Plan Mode - Subagents - Reduce costs and save time

Feature request for product/service

Chat

Describe the request

Allow the Agent to spawn Subagents to perform subtasks.
This could potentially reduce costs of some large requests by 75%.

The plan mode works great, and if prompted, the Agent will make a plan that is divided into subtasks as well as an order of operations for those tasks. I find that large requests like “Convert this project from Python to Node.js” really benefit from breaking it into small parts. While the Agent will make a great plan, and divide it into separate roles for different agents to work on in parallel, I must start and manage each agent individually for the overall task.

I would like the Agent to be able to create subtasks and start additional agents to work on them in parallel.
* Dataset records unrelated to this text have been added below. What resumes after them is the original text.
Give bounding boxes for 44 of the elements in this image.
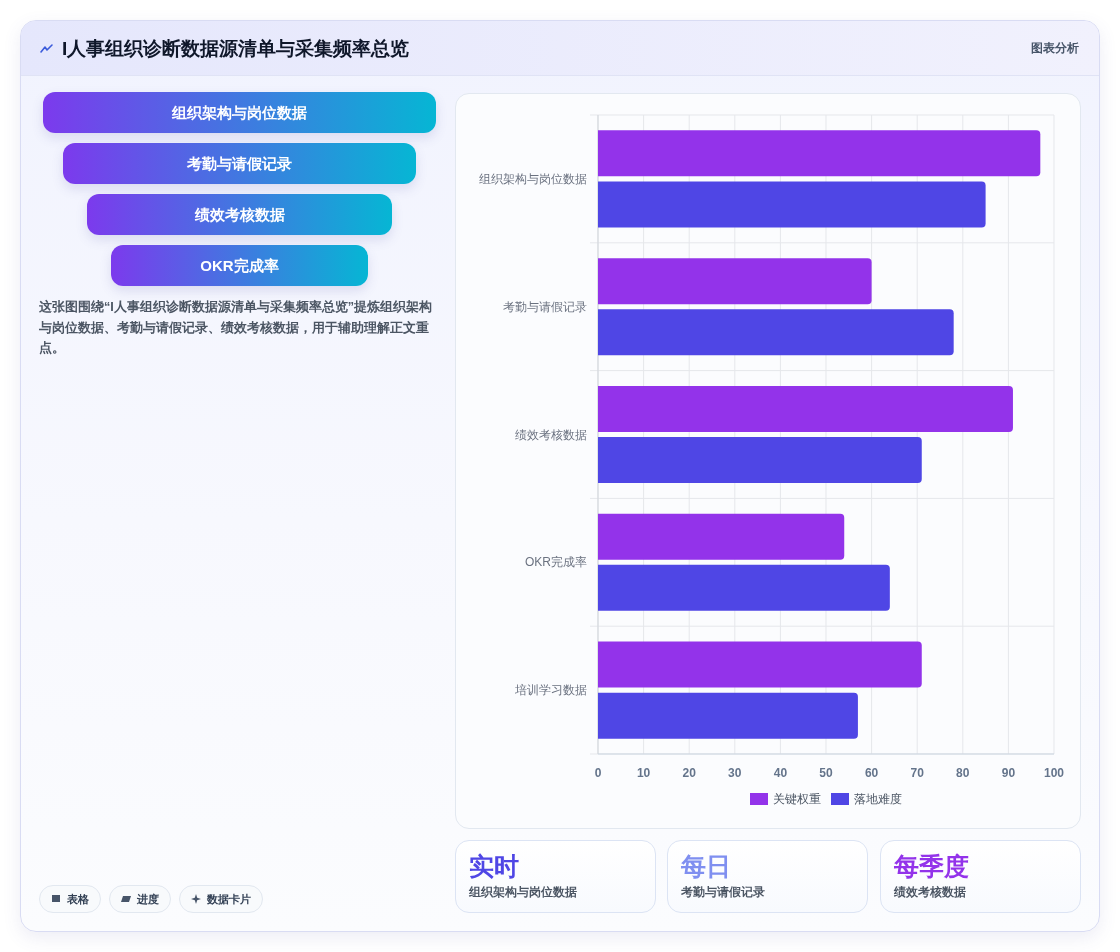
bar xyxy=(598,437,922,484)
x-tick-label: 30 xyxy=(728,766,742,780)
y-tick-label: OKR完成率 xyxy=(524,555,587,570)
text: 图表分析 xyxy=(1031,40,1079,56)
bar xyxy=(598,181,986,228)
x-tick-label: 80 xyxy=(956,766,970,780)
text: 数据卡片 xyxy=(207,891,251,907)
bar xyxy=(598,309,954,356)
bar xyxy=(598,385,1013,432)
bar xyxy=(598,692,858,739)
text: 这张图围绕“I人事组织诊断数据源清单与采集频率总览”提炼组织架构与岗位数据、考勤与请假记录、绩效考核数据，用于辅助理解正文重点。 xyxy=(39,299,434,357)
text: 每季度 xyxy=(894,851,969,882)
text: 组织架构与岗位数据 xyxy=(469,884,577,900)
x-tick-label: 20 xyxy=(682,766,697,780)
text: 考勤与请假记录 xyxy=(681,885,765,900)
bar xyxy=(598,258,872,305)
x-tick-label: 40 xyxy=(773,766,788,780)
bar xyxy=(598,130,1041,177)
x-tick-label: 60 xyxy=(864,766,879,780)
text: OKR完成率 xyxy=(111,245,368,286)
text: 每日 xyxy=(681,851,731,882)
legend-label: 落地难度 xyxy=(854,792,902,806)
text: 绩效考核数据 xyxy=(894,885,966,900)
x-tick-label: 50 xyxy=(819,766,833,780)
text: I人事组织诊断数据源清单与采集频率总览 xyxy=(62,37,410,61)
text: 组织架构与岗位数据 xyxy=(43,92,436,133)
y-tick-label: 培训学习数据 xyxy=(514,683,587,698)
text: 考勤与请假记录 xyxy=(63,143,416,184)
bar xyxy=(598,564,890,611)
x-tick-label: 100 xyxy=(1043,766,1065,780)
x-tick-label: 0 xyxy=(594,766,602,780)
bar xyxy=(598,641,922,688)
text: 实时 xyxy=(469,851,519,882)
x-tick-label: 10 xyxy=(636,766,651,780)
text: 绩效考核数据 xyxy=(87,194,392,235)
x-tick-label: 90 xyxy=(1001,766,1016,780)
x-tick-label: 70 xyxy=(910,766,925,780)
legend-label: 关键权重 xyxy=(773,792,821,806)
bar xyxy=(598,513,845,560)
y-tick-label: 组织架构与岗位数据 xyxy=(479,171,587,186)
y-tick-label: 绩效考核数据 xyxy=(515,427,587,442)
text: 表格 xyxy=(67,891,89,907)
y-tick-label: 考勤与请假记录 xyxy=(503,299,587,314)
text: 进度 xyxy=(137,891,159,907)
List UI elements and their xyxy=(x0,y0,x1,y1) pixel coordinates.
Ideally it would check on the outcome, but that might be an issue with context size. It would still work if the subagents were started and there was no check on their eventual output (depending on the task, and if appropriate testing was in place).
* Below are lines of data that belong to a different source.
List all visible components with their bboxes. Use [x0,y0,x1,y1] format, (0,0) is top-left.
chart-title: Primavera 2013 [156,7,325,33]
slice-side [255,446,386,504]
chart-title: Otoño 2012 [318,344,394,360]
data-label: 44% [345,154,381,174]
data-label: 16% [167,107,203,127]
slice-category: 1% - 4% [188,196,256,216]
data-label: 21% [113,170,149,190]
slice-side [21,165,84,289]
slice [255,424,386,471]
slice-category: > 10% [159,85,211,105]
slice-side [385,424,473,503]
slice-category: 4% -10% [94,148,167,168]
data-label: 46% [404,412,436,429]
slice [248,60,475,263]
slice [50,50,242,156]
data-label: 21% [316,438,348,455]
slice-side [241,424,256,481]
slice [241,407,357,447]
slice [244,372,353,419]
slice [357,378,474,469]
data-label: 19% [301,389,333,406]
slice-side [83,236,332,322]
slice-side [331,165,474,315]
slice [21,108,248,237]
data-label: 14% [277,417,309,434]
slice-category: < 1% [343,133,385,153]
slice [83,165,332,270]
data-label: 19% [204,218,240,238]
This would help keep down costs for large requests, and speed up results because of Agents working in parallel. Each Agent only needs the context for its individual part.

Here is some math courtesy of Sonnet 4.5:

Cost Savings Analysis

Current Approach (Single Agent):

  • Each subtask requires the full project context
  • For a project with 100K tokens of context and 10 subtasks:
    • Total token usage: 10 × 100K = 1,000K tokens (input)
    • At $3/million tokens (Sonnet): $3.00

Proposed Approach (Parallel Subagents):

  • Main agent creates plan: 100K tokens (context)
  • Each subagent only needs relevant subset: ~15K tokens average
  • 10 subagents working in parallel:
    • Main agent: 100K tokens
    • Subagents: 10 × 15K = 150K tokens
    • Total: 250K tokens (input)
    • At $3/million tokens: $0.75

Cost Savings: 75% reduction (for tasks that can be well-isolated)

Time Savings Analysis

Current Approach (Sequential):

Task 1 → Task 2 → Task 3 → ... → Task 10
Time = T₁ + T₂ + T₃ + ... + T₁₀
If average task = 2 minutes: 10 × 2 = 20 minutes

Proposed Approach (Parallel):

Planning: 1 minute
Parallel execution: max(T₁, T₂, ..., T₁₀) = ~2 minutes
Total: 3 minutes

Time Savings: 85% reduction (20 min → 3 min)

Mathematical Model

Cost Formula

Sequential:

Cost_sequential = N × C_total × P

Parallel with Subagents:

Cost_parallel = C_total × P + Σ(C_i × P)
where C_i = context for subtask i (typically C_i ≈ 0.1-0.2 × C_total)

Savings Ratio:

Savings = 1 - (C_total + Σ C_i) / (N × C_total)
       = 1 - (1 + Σ(C_i/C_total)) / N

For N=10 subtasks with C_i ≈ 0.15 × C_total:
Savings = 1 - (1 + 10×0.15) / 10 = 1 - 2.5/10 = 0.75 = 75%

Time Formula

Sequential:

Time_sequential = Σ T_i (sum of all task times)

Parallel:

Time_parallel = T_planning + max(T₁, T₂, ..., T_N) + T_overhead

Speedup Factor:

Speedup = Σ T_i / (T_planning + max(T_i))

Assuming uniform task times (T_i ≈ T_avg):
Speedup = N × T_avg / (T_planning + T_avg)

For N=10, T_avg=2min, T_planning=1min:
Speedup = 20 / 3 ≈ 6.7x faster

Example Scenarios

Project Type Tasks Context Reduction Cost Savings Time Savings
Python → Node.js 10 85% 74% 85%
Large Refactor 15 80% 68% 88%
Multi-service Update 8 90% 80% 82%
Database Migration 12 75% 64% 87%

Key Variables

  • N: Number of subtasks
  • C_total: Full project context (tokens)
  • C_i: Context per subtask (typically 10-20% of total)
  • P: Price per token
  • T_i: Time per task
  • Parallelization factor: Limited by number of subtasks and independence

This math demonstrates significant savings for large, decomposable tasks, making a strong case for the Subagent feature.